Não vou por aí

Correio Braziliense
postado em 25/06/2022 00:01

Como dizia José Régio, in Cântico Negro: "Não, não vou por aí! Só vou por onde/Me levam meus próprios passos...Se ao que busco saber nenhum de vós responde/Por que me repetis: 'vem por aqui!'? Prefiro escorregar nos becos lamacentos, /Redemoinhar aos ventos, /Como farrapos, arrastar os pés sangrentos,/A ir por aí..."

Em pleno século 21, a humanidade, temerosa das imensas responsabilidades que tem pela frente, num planeta em grande ebulição, insiste em permanecer estagnada, dentro de uma fase evolutiva que muito se assemelha à adolescência, oscilando entre a infância e a maturidade, receosa em ter que assumir as rédeas do próprio destino, livrando-se definitivamente da tutela de políticos.

De fato, um novo século para a humanidade só virá quando ela adquirir a capacidade plena de andar sem essa muleta, liberta de intermediários, que no final das contas são também seus carcereiros. Um olhar em volta, mostra que ainda estamos longe desse dia. As guerras e os extremismos políticos, representam bem essa eterna adolescência. As desigualdades sociais e a violência reafirmam, por hora, nossa dependência e amarras à esses títeres.

Não somos o que somos. Estamos resumidos a sermos aquilo que querem que sejamos e assim seguimos sem vontade, ao sabor do empurrão dos ventos. A própria democracia, como a temos, é ainda o menos aflitivo modelo que encontramos para delegar nossas responsabilidades sem nos responsabilizarmos pelo que virá.

E é aí que as coisas tomam os rumos que não desejamos. No nosso caso particular, passados os quatro anos de governo, com mudanças nos Poderes Executivos e Legislativos de todo o país , nenhum dos eleitores se apresenta perante a justiça para confessar seus crimes por haver eleito esse e outro mandrião, esse e outro corrupto, ficando o passivo dessa irresponsabilidade dividida por todos igualmente, numa punição que se repete ad infinitum a cada quadriênio.

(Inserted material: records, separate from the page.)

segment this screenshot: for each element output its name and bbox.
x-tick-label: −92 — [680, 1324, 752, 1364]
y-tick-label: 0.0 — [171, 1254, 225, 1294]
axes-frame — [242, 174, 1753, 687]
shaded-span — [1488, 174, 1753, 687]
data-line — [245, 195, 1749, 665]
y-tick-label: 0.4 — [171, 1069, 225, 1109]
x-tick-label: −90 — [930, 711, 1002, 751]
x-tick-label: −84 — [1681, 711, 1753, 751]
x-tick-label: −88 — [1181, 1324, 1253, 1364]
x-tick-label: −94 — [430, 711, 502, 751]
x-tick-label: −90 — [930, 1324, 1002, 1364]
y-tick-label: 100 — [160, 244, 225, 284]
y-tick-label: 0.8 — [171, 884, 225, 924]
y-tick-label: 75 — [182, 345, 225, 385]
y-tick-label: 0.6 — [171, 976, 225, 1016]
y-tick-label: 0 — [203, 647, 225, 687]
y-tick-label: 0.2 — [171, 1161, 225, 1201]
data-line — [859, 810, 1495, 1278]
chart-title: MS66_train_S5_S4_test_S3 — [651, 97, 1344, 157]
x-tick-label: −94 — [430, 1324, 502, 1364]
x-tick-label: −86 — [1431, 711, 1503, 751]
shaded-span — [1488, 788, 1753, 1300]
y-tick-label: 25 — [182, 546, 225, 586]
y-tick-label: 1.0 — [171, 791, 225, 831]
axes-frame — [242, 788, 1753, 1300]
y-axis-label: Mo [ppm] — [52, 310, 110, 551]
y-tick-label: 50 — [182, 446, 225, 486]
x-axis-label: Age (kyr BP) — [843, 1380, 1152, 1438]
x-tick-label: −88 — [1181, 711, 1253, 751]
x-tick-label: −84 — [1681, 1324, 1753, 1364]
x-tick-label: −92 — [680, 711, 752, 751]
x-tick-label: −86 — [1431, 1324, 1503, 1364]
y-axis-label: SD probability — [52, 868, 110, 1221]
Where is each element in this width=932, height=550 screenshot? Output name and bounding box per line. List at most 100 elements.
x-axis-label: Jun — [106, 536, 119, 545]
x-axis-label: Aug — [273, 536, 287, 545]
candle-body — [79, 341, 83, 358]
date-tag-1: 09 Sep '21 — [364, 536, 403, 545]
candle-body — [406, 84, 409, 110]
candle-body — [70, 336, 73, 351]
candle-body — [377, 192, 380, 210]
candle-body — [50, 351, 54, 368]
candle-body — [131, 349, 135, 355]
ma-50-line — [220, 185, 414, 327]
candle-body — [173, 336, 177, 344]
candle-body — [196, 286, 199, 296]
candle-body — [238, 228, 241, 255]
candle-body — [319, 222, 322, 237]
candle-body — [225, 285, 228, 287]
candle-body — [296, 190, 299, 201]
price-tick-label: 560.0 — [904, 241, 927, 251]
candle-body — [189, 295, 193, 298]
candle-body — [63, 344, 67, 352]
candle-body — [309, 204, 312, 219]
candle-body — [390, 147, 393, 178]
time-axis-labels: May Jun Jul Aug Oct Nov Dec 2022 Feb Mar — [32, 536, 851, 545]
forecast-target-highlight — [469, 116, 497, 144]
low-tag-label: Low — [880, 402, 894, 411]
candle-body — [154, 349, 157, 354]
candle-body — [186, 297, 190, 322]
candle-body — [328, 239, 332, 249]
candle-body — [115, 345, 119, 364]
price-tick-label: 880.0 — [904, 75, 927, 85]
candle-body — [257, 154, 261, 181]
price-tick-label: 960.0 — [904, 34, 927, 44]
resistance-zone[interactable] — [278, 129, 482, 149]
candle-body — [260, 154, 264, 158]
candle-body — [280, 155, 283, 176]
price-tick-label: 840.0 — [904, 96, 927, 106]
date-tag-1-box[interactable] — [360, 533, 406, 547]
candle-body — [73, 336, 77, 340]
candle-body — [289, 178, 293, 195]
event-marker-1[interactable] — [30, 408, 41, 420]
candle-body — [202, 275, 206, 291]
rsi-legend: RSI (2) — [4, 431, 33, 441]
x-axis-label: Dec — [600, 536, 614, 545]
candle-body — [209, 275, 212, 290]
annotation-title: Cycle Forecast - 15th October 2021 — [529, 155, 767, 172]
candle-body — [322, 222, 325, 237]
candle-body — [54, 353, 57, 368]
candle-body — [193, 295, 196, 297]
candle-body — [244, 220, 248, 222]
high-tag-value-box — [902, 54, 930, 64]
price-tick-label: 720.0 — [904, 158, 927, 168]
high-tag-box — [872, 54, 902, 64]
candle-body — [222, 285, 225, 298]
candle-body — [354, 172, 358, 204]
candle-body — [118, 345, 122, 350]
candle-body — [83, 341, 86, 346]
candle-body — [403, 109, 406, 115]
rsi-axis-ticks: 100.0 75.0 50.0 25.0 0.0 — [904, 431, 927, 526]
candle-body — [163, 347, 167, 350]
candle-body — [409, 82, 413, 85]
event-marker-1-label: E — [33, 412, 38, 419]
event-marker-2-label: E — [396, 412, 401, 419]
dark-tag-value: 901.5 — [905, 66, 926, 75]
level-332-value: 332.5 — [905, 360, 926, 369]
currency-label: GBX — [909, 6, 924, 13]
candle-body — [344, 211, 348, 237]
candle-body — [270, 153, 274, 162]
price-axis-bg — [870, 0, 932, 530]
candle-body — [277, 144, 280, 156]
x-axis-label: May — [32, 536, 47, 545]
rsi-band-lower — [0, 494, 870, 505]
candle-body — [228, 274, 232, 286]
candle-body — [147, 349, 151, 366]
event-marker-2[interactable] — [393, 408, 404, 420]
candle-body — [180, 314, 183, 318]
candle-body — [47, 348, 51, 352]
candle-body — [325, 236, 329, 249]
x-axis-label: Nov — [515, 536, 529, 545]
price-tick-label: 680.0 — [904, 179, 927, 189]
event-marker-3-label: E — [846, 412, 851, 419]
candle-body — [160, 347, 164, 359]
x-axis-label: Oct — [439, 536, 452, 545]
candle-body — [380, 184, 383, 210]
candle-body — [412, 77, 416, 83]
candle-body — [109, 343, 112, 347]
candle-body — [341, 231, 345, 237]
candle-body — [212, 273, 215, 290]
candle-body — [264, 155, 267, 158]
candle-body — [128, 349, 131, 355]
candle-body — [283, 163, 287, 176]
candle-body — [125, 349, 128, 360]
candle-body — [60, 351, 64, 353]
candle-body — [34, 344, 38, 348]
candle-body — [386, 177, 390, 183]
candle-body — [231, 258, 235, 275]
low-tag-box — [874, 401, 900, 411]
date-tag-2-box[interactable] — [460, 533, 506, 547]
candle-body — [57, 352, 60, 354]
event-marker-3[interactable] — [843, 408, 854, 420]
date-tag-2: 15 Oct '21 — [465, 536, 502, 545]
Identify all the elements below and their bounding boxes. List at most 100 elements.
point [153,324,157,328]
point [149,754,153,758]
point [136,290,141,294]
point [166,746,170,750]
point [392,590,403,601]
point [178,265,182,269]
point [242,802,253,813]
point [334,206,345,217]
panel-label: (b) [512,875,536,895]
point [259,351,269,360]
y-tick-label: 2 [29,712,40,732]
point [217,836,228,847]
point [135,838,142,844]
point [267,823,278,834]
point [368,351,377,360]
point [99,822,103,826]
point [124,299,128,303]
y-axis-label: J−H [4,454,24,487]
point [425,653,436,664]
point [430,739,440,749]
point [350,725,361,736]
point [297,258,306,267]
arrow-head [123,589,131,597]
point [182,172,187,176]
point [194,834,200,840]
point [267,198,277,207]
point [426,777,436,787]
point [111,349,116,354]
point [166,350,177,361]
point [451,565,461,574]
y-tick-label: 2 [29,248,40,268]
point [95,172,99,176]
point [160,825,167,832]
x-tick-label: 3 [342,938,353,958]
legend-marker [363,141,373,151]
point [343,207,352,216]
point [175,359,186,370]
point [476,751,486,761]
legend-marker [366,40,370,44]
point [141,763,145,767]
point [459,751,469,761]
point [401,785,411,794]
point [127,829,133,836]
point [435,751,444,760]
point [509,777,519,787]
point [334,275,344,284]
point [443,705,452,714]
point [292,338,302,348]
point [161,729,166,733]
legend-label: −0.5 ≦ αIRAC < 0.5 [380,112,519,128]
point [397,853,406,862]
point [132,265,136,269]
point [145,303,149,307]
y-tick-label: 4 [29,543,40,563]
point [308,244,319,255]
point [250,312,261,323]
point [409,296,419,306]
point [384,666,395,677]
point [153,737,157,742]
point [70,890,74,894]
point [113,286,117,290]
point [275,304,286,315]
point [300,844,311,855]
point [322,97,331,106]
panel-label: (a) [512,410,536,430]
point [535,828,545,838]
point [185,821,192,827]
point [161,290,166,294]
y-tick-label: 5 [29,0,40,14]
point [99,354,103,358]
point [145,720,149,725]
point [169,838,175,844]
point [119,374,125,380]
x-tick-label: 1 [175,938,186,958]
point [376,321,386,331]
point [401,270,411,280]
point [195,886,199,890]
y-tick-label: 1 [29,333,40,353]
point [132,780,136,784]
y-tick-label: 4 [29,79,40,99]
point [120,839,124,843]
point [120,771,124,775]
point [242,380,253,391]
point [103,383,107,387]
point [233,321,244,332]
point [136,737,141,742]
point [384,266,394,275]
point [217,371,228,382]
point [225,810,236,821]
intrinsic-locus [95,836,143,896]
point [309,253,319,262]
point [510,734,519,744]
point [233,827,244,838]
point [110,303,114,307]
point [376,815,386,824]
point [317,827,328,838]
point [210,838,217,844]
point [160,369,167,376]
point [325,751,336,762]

Por isso, falar em esquerda e direita num país que não sabe sequer seguir em frente e em linha reta, rumo ao futuro, é como torcer em vão pela vitória vazia na disputa entre o Boi Garantido, de vermelho, e o Boi Caprichoso, de azul.

De olhos postos nesse ludopédio enfadonho, nesse verdadeiro Fla-Flu desnecessário, entregamos de bandeja, todo um país e toda uma nação nas mãos de muitas autoridades que demonstram desdém com a própria sorte.

Não se enganem. Somente eleitores notoriamente irresponsáveis e imaturos delegam o destino de suas vidas e de seus familiares àqueles que irão, na primeira oportunidade, roubar-lhes a carteira e a vida. É nessa disputa que rumamos para outubro, certos de que vamos no bom caminho. Afinal seguimos em círculo e sem enxergar um palmo à frente. Só escutamos a gritaria dizendo: vem por aqui. Tivéssemos algum juízo, há tempos teríamos gritado de volta: não, não vamos por aí. Seguiremos para onde dizia o filósofo de Mondubim: "Para o rumo da venta!"